With the arrival of spring, interest rates have begun to climb, making anything purchased on credit that much more expensive. In many ways, you can thank an improving economy.
When the economy crashed in the fall of 2008, the Federal Reserve responded by pumping huge amounts of money into the financial system. In a bid to save the big banks, which were for all practical purposes insolvent because of their vast holdings in "toxic" mortgage backed securities, the Fed loaned banks money at zero percent interest.
The policy appears to have saved the banks, which are profitable once again because there were able to borrow money at no cost, invest in bonds and pocket a nice return. At the same time, Congress approved huge expenditures to stimulate the economy. The result has been a recovering economy but a frightening accumulation of debt.
Fed Chairman Ben Bernanke sounded the alarm last week, warning in a speech that this huge increase in government debt threatens to eventually snuff out the economic recovery. The previous week U.S. bond auctions found fewer takers, forcing the Treasury to offer higher rates of interest.

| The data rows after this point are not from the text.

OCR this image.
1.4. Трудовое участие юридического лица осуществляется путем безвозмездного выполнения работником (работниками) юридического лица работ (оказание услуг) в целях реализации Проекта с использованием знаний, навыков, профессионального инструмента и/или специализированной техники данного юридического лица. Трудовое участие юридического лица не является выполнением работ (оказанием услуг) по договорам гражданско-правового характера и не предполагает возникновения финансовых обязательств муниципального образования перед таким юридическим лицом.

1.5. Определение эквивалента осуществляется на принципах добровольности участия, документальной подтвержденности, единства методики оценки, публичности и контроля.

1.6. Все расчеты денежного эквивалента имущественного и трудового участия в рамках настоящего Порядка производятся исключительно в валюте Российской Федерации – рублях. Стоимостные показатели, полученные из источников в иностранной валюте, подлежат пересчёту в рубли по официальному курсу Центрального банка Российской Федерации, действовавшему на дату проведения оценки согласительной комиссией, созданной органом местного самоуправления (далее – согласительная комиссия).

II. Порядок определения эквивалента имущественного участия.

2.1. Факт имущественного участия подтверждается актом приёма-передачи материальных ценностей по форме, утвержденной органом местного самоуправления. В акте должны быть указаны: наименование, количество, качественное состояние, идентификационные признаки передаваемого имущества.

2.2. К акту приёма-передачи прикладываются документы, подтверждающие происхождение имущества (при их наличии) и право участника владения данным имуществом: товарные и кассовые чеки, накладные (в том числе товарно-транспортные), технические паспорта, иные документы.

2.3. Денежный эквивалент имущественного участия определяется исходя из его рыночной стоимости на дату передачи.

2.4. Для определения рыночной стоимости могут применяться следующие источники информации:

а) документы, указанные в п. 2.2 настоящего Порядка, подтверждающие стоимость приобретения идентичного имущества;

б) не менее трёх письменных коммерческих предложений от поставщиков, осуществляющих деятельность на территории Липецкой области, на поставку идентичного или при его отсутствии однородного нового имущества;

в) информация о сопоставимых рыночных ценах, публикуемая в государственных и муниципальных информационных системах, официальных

As a result, mortgage rates are now heading higher. Freddie Mac reported last week that the average 30-year fixed rate mortgage has climbed from five percent to 5.2 percent, the highest rate in eight months.
Remember the 1980s?
For consumers over age 50, 5.2 percent still sounds like a very low mortgage rate. Those who purchased homes in the early 1980s have memories of double-digit interest rates. However, home prices were a lot cheaper back then.
A homeowner paying 12 percent on a $100,000 mortgage had a monthly payment of $1,029 with a 30-year fixed rate. Today, someone paying only 5.2 percent on a $200,000 mortgage would have a payment of $1,098. With more expensive home prices, buyers need today's historically low rates to make the payments affordable.

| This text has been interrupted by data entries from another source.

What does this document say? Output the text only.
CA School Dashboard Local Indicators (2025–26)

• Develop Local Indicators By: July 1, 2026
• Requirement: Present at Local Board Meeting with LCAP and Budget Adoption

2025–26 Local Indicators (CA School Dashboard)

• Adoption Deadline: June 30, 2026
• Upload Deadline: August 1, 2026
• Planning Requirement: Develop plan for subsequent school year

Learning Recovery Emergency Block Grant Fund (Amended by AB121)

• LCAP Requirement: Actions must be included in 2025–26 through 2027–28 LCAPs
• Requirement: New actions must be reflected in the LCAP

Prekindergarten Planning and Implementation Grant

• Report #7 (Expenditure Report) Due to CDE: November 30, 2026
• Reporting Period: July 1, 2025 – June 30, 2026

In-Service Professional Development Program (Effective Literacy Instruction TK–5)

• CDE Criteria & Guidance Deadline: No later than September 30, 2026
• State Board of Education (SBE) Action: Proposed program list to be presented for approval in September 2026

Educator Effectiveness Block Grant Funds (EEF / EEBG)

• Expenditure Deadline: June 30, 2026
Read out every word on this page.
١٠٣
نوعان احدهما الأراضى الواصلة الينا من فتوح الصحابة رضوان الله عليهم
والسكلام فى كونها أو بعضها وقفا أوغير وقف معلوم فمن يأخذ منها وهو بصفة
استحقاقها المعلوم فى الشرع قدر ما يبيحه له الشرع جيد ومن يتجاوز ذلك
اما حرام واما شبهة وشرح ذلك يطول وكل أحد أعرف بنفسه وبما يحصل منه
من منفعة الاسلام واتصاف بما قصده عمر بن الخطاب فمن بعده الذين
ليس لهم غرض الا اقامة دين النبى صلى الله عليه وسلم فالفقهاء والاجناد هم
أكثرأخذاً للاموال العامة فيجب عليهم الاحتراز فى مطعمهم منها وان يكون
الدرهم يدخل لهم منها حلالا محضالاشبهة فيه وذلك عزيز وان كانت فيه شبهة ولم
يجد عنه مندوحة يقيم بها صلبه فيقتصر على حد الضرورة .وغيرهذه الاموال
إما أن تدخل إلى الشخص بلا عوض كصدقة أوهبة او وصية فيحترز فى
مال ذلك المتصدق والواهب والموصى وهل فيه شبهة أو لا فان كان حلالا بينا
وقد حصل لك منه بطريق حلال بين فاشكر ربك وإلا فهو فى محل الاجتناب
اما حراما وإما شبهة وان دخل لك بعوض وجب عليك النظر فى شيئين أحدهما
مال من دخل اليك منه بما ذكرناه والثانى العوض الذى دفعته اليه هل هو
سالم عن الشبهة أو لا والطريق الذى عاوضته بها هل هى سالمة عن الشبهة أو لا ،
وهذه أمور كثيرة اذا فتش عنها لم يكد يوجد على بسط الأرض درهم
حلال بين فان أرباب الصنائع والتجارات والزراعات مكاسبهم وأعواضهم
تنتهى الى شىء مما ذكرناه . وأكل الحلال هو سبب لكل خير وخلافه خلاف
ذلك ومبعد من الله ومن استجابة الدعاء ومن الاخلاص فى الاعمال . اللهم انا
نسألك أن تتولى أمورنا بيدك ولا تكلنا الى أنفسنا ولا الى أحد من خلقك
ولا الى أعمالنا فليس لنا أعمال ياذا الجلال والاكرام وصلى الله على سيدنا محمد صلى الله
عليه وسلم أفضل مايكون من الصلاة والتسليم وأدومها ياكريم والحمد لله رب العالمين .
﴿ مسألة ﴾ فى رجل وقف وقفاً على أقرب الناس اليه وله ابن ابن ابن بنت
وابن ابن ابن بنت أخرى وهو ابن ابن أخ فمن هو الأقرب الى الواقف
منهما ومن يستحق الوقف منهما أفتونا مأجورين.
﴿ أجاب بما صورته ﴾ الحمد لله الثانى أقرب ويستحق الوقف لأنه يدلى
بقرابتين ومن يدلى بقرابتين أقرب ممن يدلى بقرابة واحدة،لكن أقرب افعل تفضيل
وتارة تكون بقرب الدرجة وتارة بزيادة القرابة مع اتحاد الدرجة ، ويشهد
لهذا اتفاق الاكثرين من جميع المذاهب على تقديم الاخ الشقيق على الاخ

If interest rates are headed higher, and some analysts are predicting six percent by the end of 2010, then homes will be less affordable. That's bad news both for someone who wants to buy and those eager to sell. It may be especially bad news for sellers, since their home may lose even more value.
Interest rates on credit cards can also be expected to rise. The Fed reports the average credit card rate has now risen to 14.26 percent, the highest rate since 2001.
Fortunately for consumers, credit card companies are no longer allowed to raise interest rates on existing balances, just on new purchases. Unfortunately for consumers, most credit card companies jacked up those rates well in advance of last February, when the new law took effect.
For those who want to borrow money for any reason, the cost will likely be higher for the foreseeable future. The good news for consumers, however, is that household debt has been falling over the last two years. The Great Recession, more than anything else, has encouraged consumers to live within their means.
While rising interest rates are generally bad for the overall economy, consumers with money in the bank may stand to benefit. Interest on CDs and money market funds should continue to go higher -- which could help many seniors who have seen the interest on their savings shrink to nearly nothing in recent years.